The Greatest Showman
The story of P.T. Barnum in The Greatest Showman surprised me. This movie sort of snuck up on me, because all my attention last year was on The Last Jedi, and since this came out around the same time, I sort of missed the build-up for it. But after I heard about it from my brother, my girlfriend, and some of our friends, I thought it might be interesting to see.
I was blown away. The music was without a doubt the best part of the movie, but the story at its core, while not exactly true to P.T. Barnum’s life as we know it, is one that is encouraging and exciting. When Barnum’s aspirations put a wall between him and…well, everyone in his life, but especially his wife, he has a moment of realization.
This is his “Prodigal Son” moment. As the Prodigal Son lay in the mud with the pigs, even eating their slop, he realized he’d been a fool to not see what he’d had right in front of him before he went his own way. So many believers do that, seeking more from the world than what they think God can offer, only to realize that only He can bring the true contentment we seek. That’s what happened to Barnum, too. As his troupe gives him a pep talk, he realizes that all the stuff he’d been seeking after had only been blinding him to what was truly great about his life all along: his family.
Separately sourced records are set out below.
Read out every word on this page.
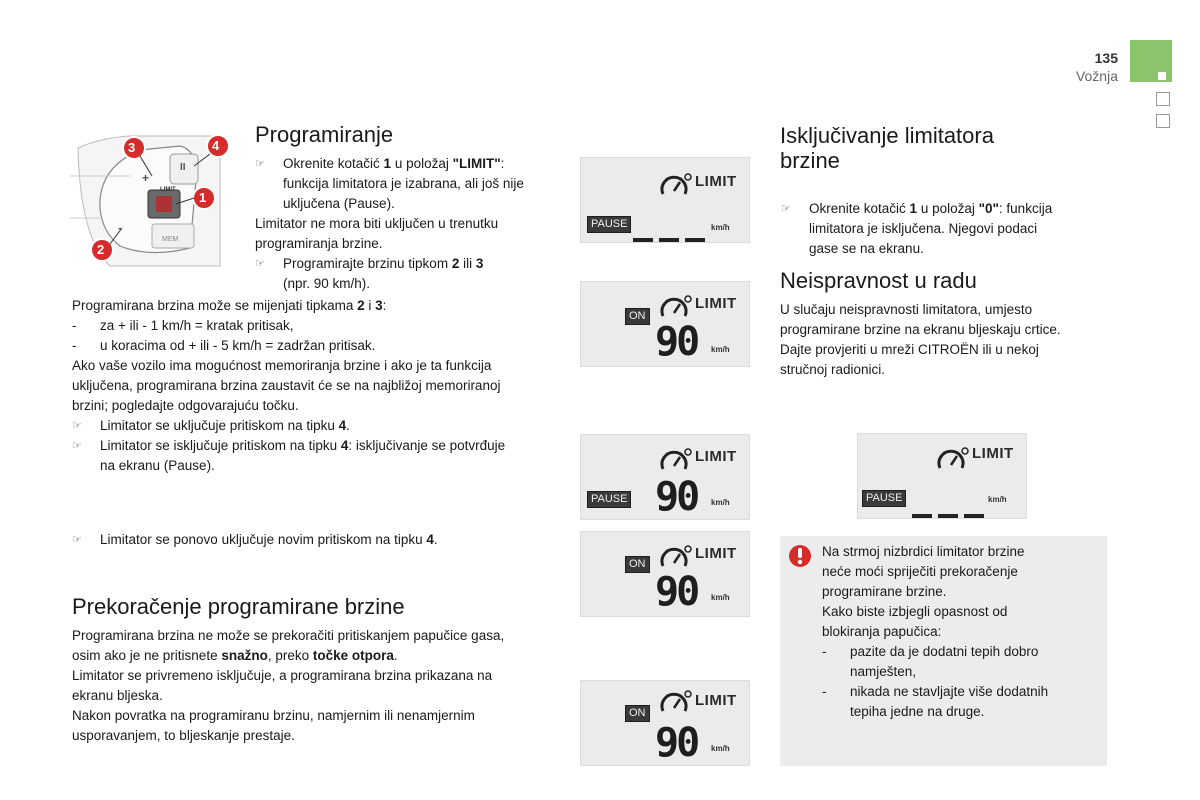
135
Vožnja
3	4
1
2
II
+
LIMIT
-
MEM
Programiranje
☞ Okrenite kotačić 1 u položaj "LIMIT":
funkcija limitatora je izabrana, ali još nije
uključena (Pause).
Limitator ne mora biti uključen u trenutku
programiranja brzine.
☞ Programirajte brzinu tipkom 2 ili 3
(npr. 90 km/h).
Programirana brzina može se mijenjati tipkama 2 i 3:
- za + ili - 1 km/h = kratak pritisak,
- u koracima od + ili - 5 km/h = zadržan pritisak.
Ako vaše vozilo ima mogućnost memoriranja brzine i ako je ta funkcija
uključena, programirana brzina zaustavit će se na najbližoj memoriranoj
brzini; pogledajte odgovarajuću točku.
☞ Limitator se uključuje pritiskom na tipku 4.
☞ Limitator se isključuje pritiskom na tipku 4: isključivanje se potvrđuje
na ekranu (Pause).
☞ Limitator se ponovo uključuje novim pritiskom na tipku 4.
Prekoračenje programirane brzine
Programirana brzina ne može se prekoračiti pritiskanjem papučice gasa,
osim ako je ne pritisnete snažno, preko točke otpora.
Limitator se privremeno isključuje, a programirana brzina prikazana na
ekranu bljeska.
Nakon povratka na programiranu brzinu, namjernim ili nenamjernim
usporavanjem, to bljeskanje prestaje.
LIMIT
PAUSE	km/h
LIMIT
ON
90 km/h
LIMIT
PAUSE 90 km/h
LIMIT
ON
90 km/h
LIMIT
ON
90 km/h
Isključivanje limitatora
brzine
☞ Okrenite kotačić 1 u položaj "0": funkcija
limitatora je isključena. Njegovi podaci
gase se na ekranu.
Neispravnost u radu
U slučaju neispravnosti limitatora, umjesto
programirane brzine na ekranu bljeskaju crtice.
Dajte provjeriti u mreži CITROËN ili u nekoj
stručnoj radionici.
LIMIT
PAUSE	km/h
Na strmoj nizbrdici limitator brzine
neće moći spriječiti prekoračenje
programirane brzine.
Kako biste izbjegli opasnost od
blokiranja papučica:
- pazite da je dodatni tepih dobro
namješten,
- nikada ne stavljajte više dodatnih
tepiha jedne na druge.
In the penultimate song of the movie, “From Now On,” Barnum says “…those were someone else’s dreams, the pitfalls of the man I became.” Often, we become someone else when we search for happiness outside of the life God wants us to lead. We become unrecognizable to our family, our friends, even ourselves. When we return to Him, though, we can be fully restored to our relationship with Him and experience, again, the joy of His salvation.
Watch the scene where Barnum sings this song. He starts of in low tones, sad and regretful. But as he realizes where the root of his failure was, and what he needed to do to come back from it, watch him. As the first verse crescendos and leads into the chorus (“but when I stop and see you here, I remember who all this was for!”), Barnum’s mannerisms, his tone, and his expression all change. He exhibits excitement, hope, and joy. He begins dancing around the room, enjoying the company of those he had previously shunned. And then as he sprints out the door to reconcile with his life, he is practically beaming.
This is the same experience a lost person has when he is saved, or even a believer, already saved, who has wandered from the faith and finally comes to his senses and is restored to his relationship with Christ. It’s a feeling of explosive joy that might just bubble up out of your chest. It’s a feeling that should make us want to sing along with Barnum, “Let this promise in me start, like an anthem in my heart!” It should make us want to never turn away from God again.
So these two movies, released so closely together, may be very different from each other, but at their core, they have a very similar message: redemption is possible. Neither of these movies were explicitly Christian. But the beauty of it is that the theme holds true. A piece of fiction doesn’t have to be explicitly Christian to honor God. But whatever we write, whether it prominently features Christianity, God, and biblical themes, or whether it is only implicitly Christian, with encouraging and uplifting themes that still ring true to the Gospel without ever mentioning God, if we do it for His honor and glory, He can use it to uplift and encourage fellow believers, and maybe even draw the lost to Him. Our writing has a purpose. We should be faithful to it.